Nonetheless, Korman observed that overall, there are fewer places to play films on whatever platform, and there is less demand. “There are a lot of really great docs that aren’t getting distribution that I think five years ago would have,” she admitted.
If a filmmaker is faced with an offer of a global streaming deal or the option of selling different territories, Korman recommended engaging both a sales rep and a sales agent to suss out the particulars of those options–i.e. the respective revenue streams, the potential audience reach, etc. And filmmakers should ask themselves: What is best for my film? What do I want the film to do? Where does my film fit?
If a filmmaking team wants to approach Cinephil, Korman works with projects from early development, but also at the late development and rough cut stages. “It depends on the project,” she explained. “We can come on earlier, then we can do pre-sales and help you lock your financing for the film. If you’re more inclined to finance the film yourself, and you have all your rights available, then hopefully you can go further for the global option. It all depends on what the team wants and what our current slate is like at the time.”
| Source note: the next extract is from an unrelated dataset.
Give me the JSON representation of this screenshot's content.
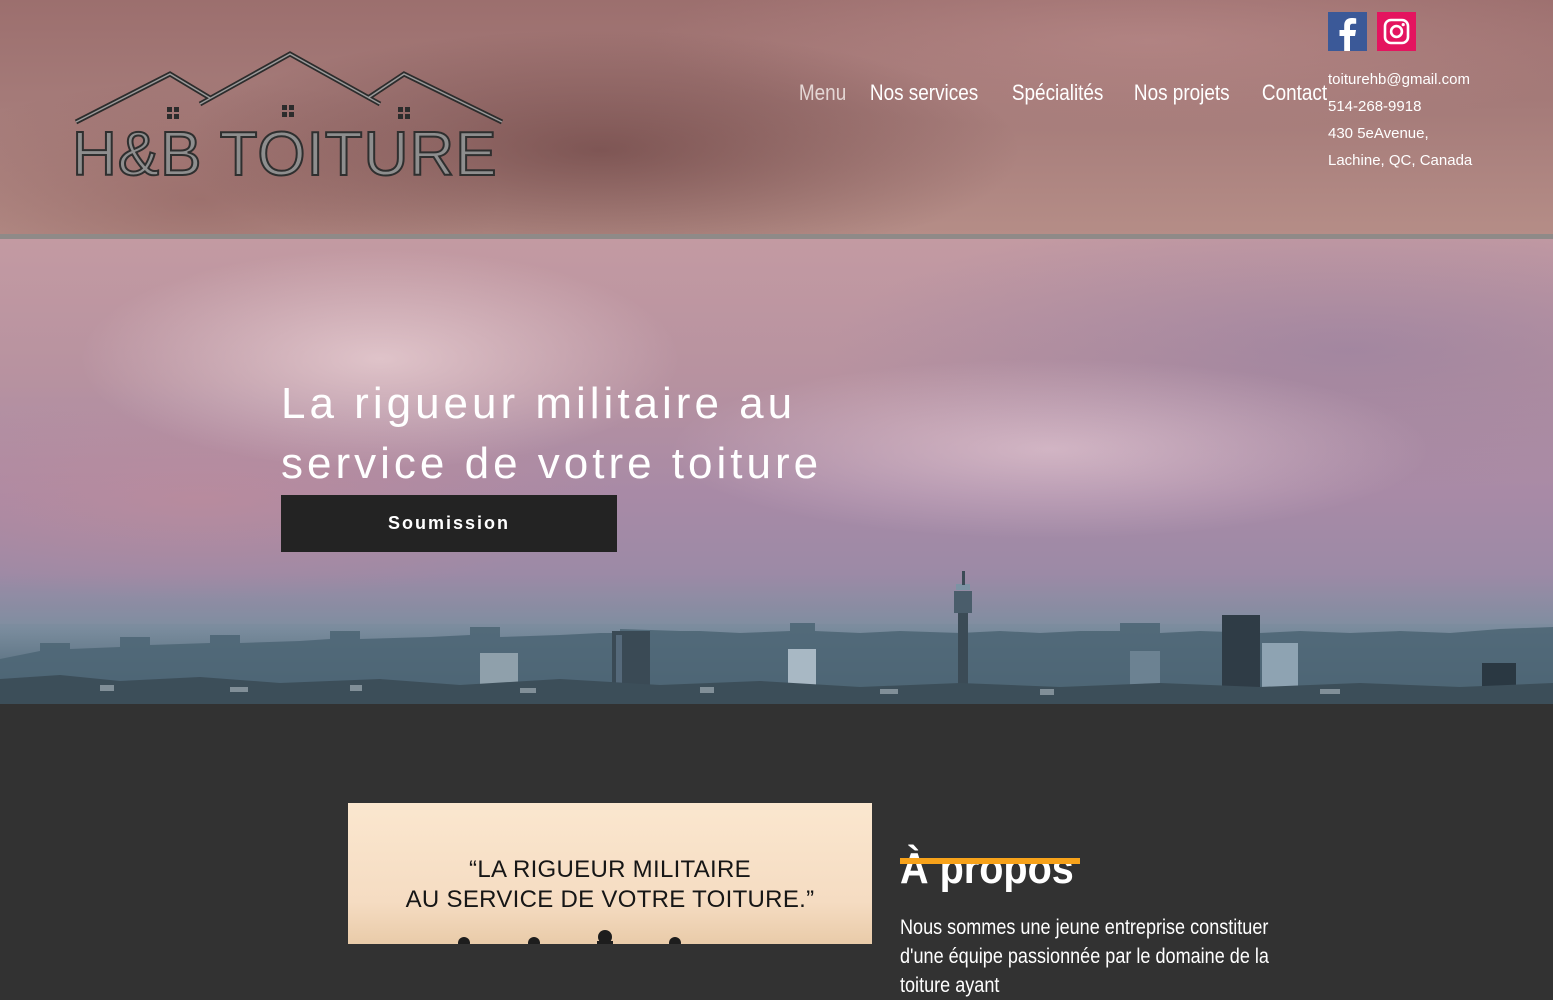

Korman concluded by laying out a couple do’s and don’ts on how to approach a sales company. 1) If your film has already premiered, it’s very late to reach out to a sales agent. 2) She also advised brevity in emails when describing your project and to ask if they’d like to see a link before sending it.
Hot Takes: Being Your Editor’s MVP
The Hot Takes offerings weren’t all field reports and nuts-and-bolts information-sharing. Montreal-based editor Xi Feng (Cette Maison, Caiti Blues, La Guardia Blanca) shared insights about her creative process and the kind of projects that have inspired her.
Given her background in art and design, she considers herself not only an editor, but a co-writer and co-designer. Her practice is “about how to problem-solve…and convey the story in a more emotional way.” Her preferred sub-genres are hybrid docs, personal docs, autobiographical docs, and cinematic docs. “They have a more expansive way of telling stories, more like a visceral cinematic experience than just an informational movie,” she maintained.
As an example of her process, Feng cited Caiti’s Blues, about a New Mexico-based songwriter/musician who is struggling to find national success, Feng noted that the story lacked a clear structure and dramatic arc, so she and her team incorporated title cards that featured Caiti’s lyrics, which succeeded in both moving the narrative forward and underscoring the emotional weight of Caiti’s artistic journey.
Feng pointed out that the Association of Documentary Editors (ADE) has been leading the fight for fair editing timelines within an industry that puts unreasonable demands and pressures on post-production teams. ADE’s guidelines call for one month of editing for every 10 minutes of film, or nine months for a 90-minute feature. “It’s important, after all the effort and time spent on a project, to give enough time for the editors to really work on the stories and find the form of the film,” she explained. “That could really elevate a project.”
Feng concluded her presentation with a quote from Stanley Kubrick: “Editing is the only unique aspect of filmmaking which does not resemble any other art form–-a point so important it cannot be overstressed. It can make or break a film.”